As with the crime exemption, the court refused to grant a blanket exemption for what may be a substantial quantity of data. Ultimately, CSD’s arguments fell down on the following grounds:

  1. CSD had not attempted to provide the kind of detail required in order to uphold a claim to privilege;
  2. CSD had made no attempt to analyse which of the personal data it held/processed were covered by litigation privilege and it was not disproportionate to do so; and
  3. it was unlikely that all the personal data held would have attracted privilege (and indeed CSD acknowledged as much).

Discretion of the court

The court declined to take up the defendant’s invitation to exercise discretion against the claimants on the grounds of abuse of process. The SAR, so said the defendant, represented a misuse of the information rights conferred by the DPA for the purpose of gaining an illegitimate procedural advantage in the Cyprus private prosecution, but the court disagreed.

The defendant also unsuccessfully pushed for the court’s exercise of its discretion against the claimant due to the scale of the data in question and (the alleged difficulties of compliance) and because it would be disproportionate to require the defendant to seek legal advice on the exemptions in respect of each and every page it holds.

The court had no interest in stepping into the shoes of the defendant as data controller in order to determine what information should or should not be provided. To do so would make the court the “primary decision-maker” in place of the data controller, which was inappropriate. Rather, the court’s function was to review the data controller’s conduct and processes, including the logic of its decision-making.

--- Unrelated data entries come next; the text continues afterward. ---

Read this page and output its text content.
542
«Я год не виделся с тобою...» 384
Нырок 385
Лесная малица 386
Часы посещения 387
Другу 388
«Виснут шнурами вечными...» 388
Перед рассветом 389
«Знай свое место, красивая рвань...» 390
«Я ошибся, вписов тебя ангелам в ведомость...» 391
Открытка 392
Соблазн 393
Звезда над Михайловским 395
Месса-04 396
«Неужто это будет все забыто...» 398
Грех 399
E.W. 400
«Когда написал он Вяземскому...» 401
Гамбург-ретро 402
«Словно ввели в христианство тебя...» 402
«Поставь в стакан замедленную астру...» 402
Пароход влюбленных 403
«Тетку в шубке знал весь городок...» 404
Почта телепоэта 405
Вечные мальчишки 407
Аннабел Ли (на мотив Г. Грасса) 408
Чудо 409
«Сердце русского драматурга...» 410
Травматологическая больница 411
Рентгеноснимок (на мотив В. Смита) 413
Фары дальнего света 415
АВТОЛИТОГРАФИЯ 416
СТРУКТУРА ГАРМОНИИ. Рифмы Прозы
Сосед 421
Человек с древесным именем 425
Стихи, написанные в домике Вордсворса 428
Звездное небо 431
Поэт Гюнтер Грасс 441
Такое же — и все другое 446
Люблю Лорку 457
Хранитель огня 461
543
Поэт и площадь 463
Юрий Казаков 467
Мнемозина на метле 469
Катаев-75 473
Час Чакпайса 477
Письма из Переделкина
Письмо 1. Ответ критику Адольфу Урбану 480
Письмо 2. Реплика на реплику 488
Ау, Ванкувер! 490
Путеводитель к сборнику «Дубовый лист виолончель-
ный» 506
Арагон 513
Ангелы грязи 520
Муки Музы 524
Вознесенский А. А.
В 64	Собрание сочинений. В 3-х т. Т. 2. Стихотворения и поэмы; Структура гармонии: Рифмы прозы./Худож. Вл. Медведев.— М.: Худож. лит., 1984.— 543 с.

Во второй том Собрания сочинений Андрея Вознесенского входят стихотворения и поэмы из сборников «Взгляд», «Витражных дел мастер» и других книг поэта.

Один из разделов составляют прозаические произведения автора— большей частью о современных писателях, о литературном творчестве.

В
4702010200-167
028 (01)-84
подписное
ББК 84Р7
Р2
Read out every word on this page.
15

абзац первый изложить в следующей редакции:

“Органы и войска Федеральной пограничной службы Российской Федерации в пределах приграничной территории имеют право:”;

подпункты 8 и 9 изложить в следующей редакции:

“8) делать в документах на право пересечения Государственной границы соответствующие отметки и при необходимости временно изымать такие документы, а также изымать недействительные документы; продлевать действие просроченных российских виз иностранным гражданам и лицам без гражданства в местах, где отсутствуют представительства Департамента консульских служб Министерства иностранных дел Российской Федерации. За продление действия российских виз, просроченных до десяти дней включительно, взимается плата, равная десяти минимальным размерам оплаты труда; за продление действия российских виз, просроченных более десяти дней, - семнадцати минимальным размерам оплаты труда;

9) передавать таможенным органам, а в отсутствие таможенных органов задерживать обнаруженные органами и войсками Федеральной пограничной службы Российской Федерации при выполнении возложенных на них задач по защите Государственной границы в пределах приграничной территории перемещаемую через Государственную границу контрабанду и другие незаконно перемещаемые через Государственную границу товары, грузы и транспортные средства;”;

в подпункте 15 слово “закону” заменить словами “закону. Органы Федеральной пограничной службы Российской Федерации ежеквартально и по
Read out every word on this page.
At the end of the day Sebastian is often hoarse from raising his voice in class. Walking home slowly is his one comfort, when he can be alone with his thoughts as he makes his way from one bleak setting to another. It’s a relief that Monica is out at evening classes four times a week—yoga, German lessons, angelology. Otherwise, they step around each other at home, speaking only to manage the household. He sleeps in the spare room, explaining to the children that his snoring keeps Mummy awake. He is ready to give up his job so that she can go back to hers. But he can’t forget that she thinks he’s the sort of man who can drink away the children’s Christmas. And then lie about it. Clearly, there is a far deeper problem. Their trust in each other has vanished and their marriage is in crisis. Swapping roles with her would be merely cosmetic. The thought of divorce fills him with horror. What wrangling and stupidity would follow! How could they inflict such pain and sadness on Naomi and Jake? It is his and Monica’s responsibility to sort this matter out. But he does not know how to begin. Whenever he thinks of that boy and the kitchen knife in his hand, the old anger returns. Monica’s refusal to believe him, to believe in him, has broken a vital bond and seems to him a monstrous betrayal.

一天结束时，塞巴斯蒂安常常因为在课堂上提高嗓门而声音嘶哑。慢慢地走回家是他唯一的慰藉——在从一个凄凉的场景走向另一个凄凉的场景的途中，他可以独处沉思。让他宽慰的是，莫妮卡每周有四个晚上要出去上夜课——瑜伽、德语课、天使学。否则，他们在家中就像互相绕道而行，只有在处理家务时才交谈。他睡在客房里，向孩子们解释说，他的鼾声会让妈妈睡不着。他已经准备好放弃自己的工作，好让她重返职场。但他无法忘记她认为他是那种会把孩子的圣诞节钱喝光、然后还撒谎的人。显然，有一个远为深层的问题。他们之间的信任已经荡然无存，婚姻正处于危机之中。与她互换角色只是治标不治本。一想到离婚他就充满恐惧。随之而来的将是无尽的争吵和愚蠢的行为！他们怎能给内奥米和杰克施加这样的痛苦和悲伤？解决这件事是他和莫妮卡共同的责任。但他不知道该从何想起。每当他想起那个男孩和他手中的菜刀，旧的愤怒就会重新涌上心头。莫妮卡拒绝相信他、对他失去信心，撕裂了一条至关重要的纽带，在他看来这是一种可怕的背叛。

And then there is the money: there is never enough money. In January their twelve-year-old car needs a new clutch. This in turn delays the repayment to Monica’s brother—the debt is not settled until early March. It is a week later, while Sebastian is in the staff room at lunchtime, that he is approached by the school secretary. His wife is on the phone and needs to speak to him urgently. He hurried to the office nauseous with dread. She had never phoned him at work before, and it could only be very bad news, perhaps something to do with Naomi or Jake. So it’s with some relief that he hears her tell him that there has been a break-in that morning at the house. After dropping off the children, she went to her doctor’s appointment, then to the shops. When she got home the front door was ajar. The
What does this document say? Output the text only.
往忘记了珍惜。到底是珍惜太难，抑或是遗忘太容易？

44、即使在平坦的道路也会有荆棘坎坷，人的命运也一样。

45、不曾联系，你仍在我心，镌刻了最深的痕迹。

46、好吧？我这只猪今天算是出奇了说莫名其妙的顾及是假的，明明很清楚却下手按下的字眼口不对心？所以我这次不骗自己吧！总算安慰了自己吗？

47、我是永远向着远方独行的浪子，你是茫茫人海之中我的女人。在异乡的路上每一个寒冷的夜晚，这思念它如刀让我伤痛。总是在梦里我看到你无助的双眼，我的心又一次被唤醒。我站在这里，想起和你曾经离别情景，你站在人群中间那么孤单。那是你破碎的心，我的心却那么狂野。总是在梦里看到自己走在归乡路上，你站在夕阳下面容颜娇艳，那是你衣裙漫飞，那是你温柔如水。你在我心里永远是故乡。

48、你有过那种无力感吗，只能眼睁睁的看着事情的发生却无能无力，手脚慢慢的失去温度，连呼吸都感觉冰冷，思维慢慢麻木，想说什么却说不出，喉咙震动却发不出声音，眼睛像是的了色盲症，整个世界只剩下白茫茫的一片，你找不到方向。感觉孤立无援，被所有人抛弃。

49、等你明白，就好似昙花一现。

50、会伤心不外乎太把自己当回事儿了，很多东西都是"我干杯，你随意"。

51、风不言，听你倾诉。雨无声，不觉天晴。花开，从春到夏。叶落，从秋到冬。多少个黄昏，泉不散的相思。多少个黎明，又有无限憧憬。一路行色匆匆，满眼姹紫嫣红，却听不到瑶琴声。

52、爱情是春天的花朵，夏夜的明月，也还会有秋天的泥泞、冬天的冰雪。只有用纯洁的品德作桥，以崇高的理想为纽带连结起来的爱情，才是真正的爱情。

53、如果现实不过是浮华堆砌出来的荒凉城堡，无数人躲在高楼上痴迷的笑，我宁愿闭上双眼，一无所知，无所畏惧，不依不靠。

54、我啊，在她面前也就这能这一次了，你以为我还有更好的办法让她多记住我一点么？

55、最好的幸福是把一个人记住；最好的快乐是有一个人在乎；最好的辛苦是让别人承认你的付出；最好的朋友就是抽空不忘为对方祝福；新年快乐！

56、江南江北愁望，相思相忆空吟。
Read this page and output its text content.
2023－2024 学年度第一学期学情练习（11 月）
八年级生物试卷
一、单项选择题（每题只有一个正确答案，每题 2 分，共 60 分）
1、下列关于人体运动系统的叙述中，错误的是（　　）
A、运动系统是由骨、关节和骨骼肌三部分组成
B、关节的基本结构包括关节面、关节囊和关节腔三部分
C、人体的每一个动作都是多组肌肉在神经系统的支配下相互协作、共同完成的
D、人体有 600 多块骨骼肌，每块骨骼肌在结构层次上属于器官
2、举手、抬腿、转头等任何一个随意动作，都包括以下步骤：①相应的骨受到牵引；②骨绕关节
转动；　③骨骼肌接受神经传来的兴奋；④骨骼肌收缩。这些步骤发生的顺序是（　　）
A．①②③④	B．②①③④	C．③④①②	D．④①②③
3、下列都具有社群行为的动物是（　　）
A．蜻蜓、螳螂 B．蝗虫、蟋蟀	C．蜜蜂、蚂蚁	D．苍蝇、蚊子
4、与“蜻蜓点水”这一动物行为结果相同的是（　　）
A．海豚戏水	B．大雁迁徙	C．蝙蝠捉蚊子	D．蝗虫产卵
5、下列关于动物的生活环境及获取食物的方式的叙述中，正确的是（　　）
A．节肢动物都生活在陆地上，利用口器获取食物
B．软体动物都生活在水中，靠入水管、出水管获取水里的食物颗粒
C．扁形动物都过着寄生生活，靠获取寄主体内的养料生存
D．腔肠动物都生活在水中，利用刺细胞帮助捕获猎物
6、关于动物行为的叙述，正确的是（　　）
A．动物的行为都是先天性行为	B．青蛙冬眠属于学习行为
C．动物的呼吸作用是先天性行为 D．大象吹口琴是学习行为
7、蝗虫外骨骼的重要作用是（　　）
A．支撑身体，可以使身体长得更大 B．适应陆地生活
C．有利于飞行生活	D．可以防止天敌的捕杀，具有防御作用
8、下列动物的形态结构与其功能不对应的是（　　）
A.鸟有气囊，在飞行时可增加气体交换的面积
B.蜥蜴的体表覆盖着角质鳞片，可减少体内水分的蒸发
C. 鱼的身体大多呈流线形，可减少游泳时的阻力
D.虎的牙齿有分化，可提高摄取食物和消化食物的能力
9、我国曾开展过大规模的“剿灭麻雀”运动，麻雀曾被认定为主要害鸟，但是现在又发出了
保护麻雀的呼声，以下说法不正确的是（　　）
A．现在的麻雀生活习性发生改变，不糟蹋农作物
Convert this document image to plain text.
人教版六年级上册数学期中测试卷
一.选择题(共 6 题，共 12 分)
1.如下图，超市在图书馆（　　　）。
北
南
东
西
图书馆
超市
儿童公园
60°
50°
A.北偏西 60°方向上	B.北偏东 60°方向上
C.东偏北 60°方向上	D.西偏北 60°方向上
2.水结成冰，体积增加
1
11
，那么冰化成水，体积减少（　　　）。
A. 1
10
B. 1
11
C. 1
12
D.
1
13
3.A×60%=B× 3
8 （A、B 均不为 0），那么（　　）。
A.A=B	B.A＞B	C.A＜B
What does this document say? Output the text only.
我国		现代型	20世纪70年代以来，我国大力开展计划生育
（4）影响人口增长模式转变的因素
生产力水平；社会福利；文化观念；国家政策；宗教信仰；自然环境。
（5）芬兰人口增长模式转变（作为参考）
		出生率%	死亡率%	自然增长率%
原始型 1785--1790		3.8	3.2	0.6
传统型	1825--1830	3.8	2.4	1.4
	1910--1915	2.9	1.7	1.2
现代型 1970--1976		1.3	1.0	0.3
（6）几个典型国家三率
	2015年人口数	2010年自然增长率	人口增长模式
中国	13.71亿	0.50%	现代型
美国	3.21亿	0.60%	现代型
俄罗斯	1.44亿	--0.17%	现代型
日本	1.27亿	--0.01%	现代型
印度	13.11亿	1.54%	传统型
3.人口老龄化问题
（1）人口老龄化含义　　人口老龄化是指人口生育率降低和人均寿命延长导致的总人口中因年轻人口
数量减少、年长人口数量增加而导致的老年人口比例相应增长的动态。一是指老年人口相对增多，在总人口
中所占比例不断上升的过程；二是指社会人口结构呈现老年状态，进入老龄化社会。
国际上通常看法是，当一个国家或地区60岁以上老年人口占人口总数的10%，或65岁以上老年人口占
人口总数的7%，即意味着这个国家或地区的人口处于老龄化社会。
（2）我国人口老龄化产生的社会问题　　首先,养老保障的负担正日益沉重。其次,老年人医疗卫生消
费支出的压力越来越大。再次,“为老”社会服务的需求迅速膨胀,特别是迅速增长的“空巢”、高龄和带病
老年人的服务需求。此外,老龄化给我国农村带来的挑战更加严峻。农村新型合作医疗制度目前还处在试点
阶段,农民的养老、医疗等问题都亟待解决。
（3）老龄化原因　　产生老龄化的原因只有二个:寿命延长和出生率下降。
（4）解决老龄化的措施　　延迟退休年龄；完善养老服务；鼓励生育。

The claimants’ SAR was valid. There was never any proper basis for questioning its validity. CSD’s failure to disclose any personal data at all represented a breach of the claimants’ subject access rights.

The personal data held by CSD that related to the claimants may have included some that was protected by the crime exemption, and some that was protected by litigation privilege, but it was not proven that all of it was so protected. CSD had not carried out the necessary analysis and it would be wrong for the court to carry out the analysis on CSD’s behalf.

Enforcement was not disproportionate. The SAR or the proceedings did not represent an abuse of the claimant’s rights or an abuse of process.

Accordingly, the court made the appropriate declaration and order sought in favour of the claimants.


The court stated that the first step now was for CSD to carry out its obligations under the DPA as ordered. Mr Justice Warby did, however, accept that “it is possible, as both sides recognised that there will be further disputes after that has been done. If there are, then the court may decide to inspect the data itself at a later date”.

In the meantime, this case offers some useful guidance for data controllers in responding to subject access requests.